Moves to wind up cladding safety body
13 April 2026
The Legislative Assembly has debated a new bill to formally wind up Cladding Safety Victoria, marking the final stages of the state’s response to the combustible cladding crisis that emerged after high‑profile apartment fires more than a decade ago.
The Cladding Safety Victoria Repeal Bill 2026 seeks to abolish Cladding Safety Victoria (CSV) as a standalone agency, repeal the Cladding Safety Victoria Act 2020, and transfer remaining responsibilities to the state’s building regulator, now transitioning into the Building and Plumbing Commission (BPC).
During her second reading speech Member for Dandenong Gabrielle Williams said CSV was established following the recommendation of a taskforce established in the wake of the 2017 Grenfell Tower fire in London as well as several cladding related fires in Australia.
“ 'CSV’s ground-breaking approach to identifying, assessing, classifying and treating combustible cladding risk has saved lives, and it has saved building owners hundreds of millions of dollars.' ”
Gabrielle Williams, Member for Dandenong
She said CSV, along with building owners, owners’ corporations and Fire Services Victoria, had completed remediation on more than 99 per cent of the highest-risk buildings in the Cladding Rectification Program.
According to figures cited in the chamber, more than 1,600 buildings, representing around 83,000 homes, have undergone cladding rectification since the program began.
'CSV’s ground-breaking approach to identifying, assessing, classifying and treating combustible cladding risk has saved lives, and it has saved building owners hundreds of millions of dollars. At the conclusion of its program of work, CSV will have improved building safety for all of us across Victoria,’ she said.
While the opposition has confirmed it will not oppose the bill, Coalition MPs raised concerns about the transition and the risk of unresolved works falling through regulatory gaps.
David Southwick, Member for Caulfield, said many people in his electorate were not covered by the Cladding Safety Victoria scheme, but still had to undergo rectification works.
‘We should not have individuals that are out of pocket as a result of this, particularly when this situation was not of their own cause,’ he said.
Member for Footscray Katie Hall said that transferring CSV’s remaining functions, staff and liabilities to the Building and Plumbing Commission and replacing the cladding rectification levy with a lower building permit levy would ensure ongoing oversight of the building industry and cost savings for industry and consumers.
‘This will enable a reduction in levy costs of between 47 and 66 per cent for affected building classes,’ she said.
Martin Cameron, Member for Morwell, told the chamber that in his experience in the building industry the the cladding materials were popular with builders and developers not only in Melbourne but right throughout regional Victoria.
‘We need to make sure that as we morph into and transform into another entity, we are doing the work that needs to happen not only here in Melbourne, because we do see a lot of high-rise buildings that have cladding on them, but also around regional Victoria, so that we are capturing every building that these products were used on,’ he said.
“ ‘It was a failure of government regulation that this flammable cladding was allowed to be imported and then was allowed to be installed on buildings,’ ”
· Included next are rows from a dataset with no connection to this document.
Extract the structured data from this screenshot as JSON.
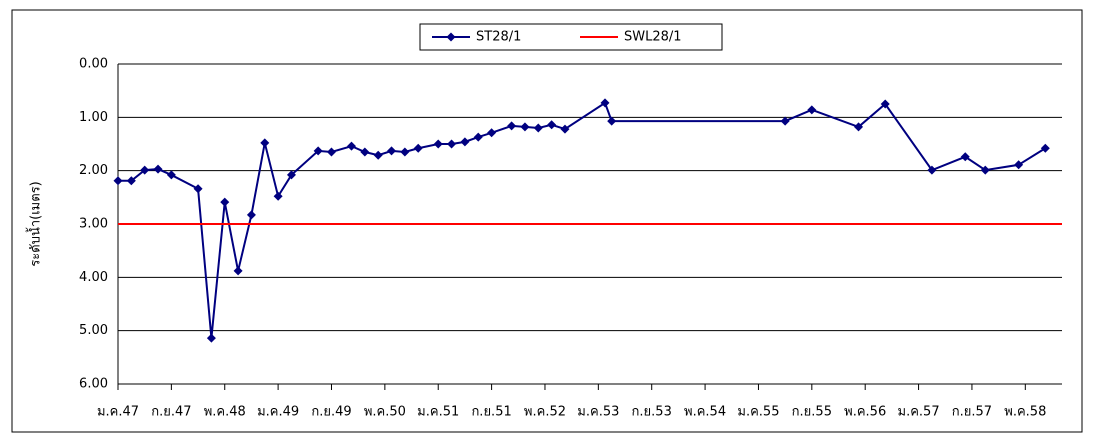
{
  "chart_data": {
    "type": "line",
    "y_label": "ระดับน้ำ(เมตร)",
    "xlim": [
      0,
      141.5
    ],
    "xticks": [
      {
        "value": 0,
        "label": "ม.ค.47"
      },
      {
        "value": 8,
        "label": "ก.ย.47"
      },
      {
        "value": 16,
        "label": "พ.ค.48"
      },
      {
        "value": 24,
        "label": "ม.ค.49"
      },
      {
        "value": 32,
        "label": "ก.ย.49"
      },
      {
        "value": 40,
        "label": "พ.ค.50"
      },
      {
        "value": 48,
        "label": "ม.ค.51"
      },
      {
        "value": 56,
        "label": "ก.ย.51"
      },
      {
        "value": 64,
        "label": "พ.ค.52"
      },
      {
        "value": 72,
        "label": "ม.ค.53"
      },
      {
        "value": 80,
        "label": "ก.ย.53"
      },
      {
        "value": 88,
        "label": "พ.ค.54"
      },
      {
        "value": 96,
        "label": "ม.ค.55"
      },
      {
        "value": 104,
        "label": "ก.ย.55"
      },
      {
        "value": 112,
        "label": "พ.ค.56"
      },
      {
        "value": 120,
        "label": "ม.ค.57"
      },
      {
        "value": 128,
        "label": "ก.ย.57"
      },
      {
        "value": 136,
        "label": "พ.ค.58"
      }
    ],
    "ylim": [
      0,
      6
    ],
    "y_inverted": true,
    "yticks": [
      {
        "value": 0,
        "label": "0.00"
      },
      {
        "value": 1,
        "label": "1.00"
      },
      {
        "value": 2,
        "label": "2.00"
      },
      {
        "value": 3,
        "label": "3.00"
      },
      {
        "value": 4,
        "label": "4.00"
      },
      {
        "value": 5,
        "label": "5.00"
      },
      {
        "value": 6,
        "label": "6.00"
      }
    ],
    "grid": true,
    "legend": "top",
    "series": [
      {
        "name": "ST28/1",
        "color": "#000080",
        "marker": "diamond",
        "x": [
          0,
          2,
          4,
          6,
          8,
          12,
          14,
          16,
          18,
          20,
          22,
          24,
          26,
          30,
          32,
          35,
          37,
          39,
          41,
          43,
          45,
          48,
          50,
          52,
          54,
          56,
          59,
          61,
          63,
          65,
          67,
          73,
          74,
          100,
          104,
          111,
          115,
          122,
          127,
          130,
          135,
          139
        ],
        "values": [
          2.19,
          2.19,
          1.99,
          1.97,
          2.08,
          2.34,
          5.14,
          2.59,
          3.88,
          2.83,
          1.48,
          2.48,
          2.08,
          1.63,
          1.65,
          1.54,
          1.65,
          1.71,
          1.63,
          1.65,
          1.58,
          1.5,
          1.5,
          1.46,
          1.37,
          1.29,
          1.16,
          1.18,
          1.2,
          1.14,
          1.22,
          0.73,
          1.07,
          1.07,
          0.86,
          1.18,
          0.75,
          1.99,
          1.74,
          1.99,
          1.89,
          1.58
        ]
      },
      {
        "name": "SWL28/1",
        "color": "#ff0000",
        "marker": "none",
        "x": [
          0,
          141.5
        ],
        "values": [
          3,
          3
        ]
      }
    ]
  }
}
Ellen Sandell, Member for Melbourne
Member for Melbourne Ellen Sandell, whose electorate includes many of the buildings affected by cladding, said she would reserve judgement on the bill’s success until it became clear how well the new regulator was resourced and how remaining cases would be handled.
While acknowledging that Cladding Safety Victoria had improved safety outcomes, she criticised what she described as years of regulatory failure that allowed flammable cladding to be imported and installed in the first place.
‘It was a failure of government regulation that this flammable cladding was allowed to be imported and then was allowed to be installed on buildings,’ Ms Sandell said.
She said apartment owners continued to face financial, emotional and legal burdens linked to building defects and owners corporation disputes, warning that unresolved issues could undermine confidence in higher‑density living.
The full debate is available to read in Hansard.
The bill will now go to the Legislative Council for further debate.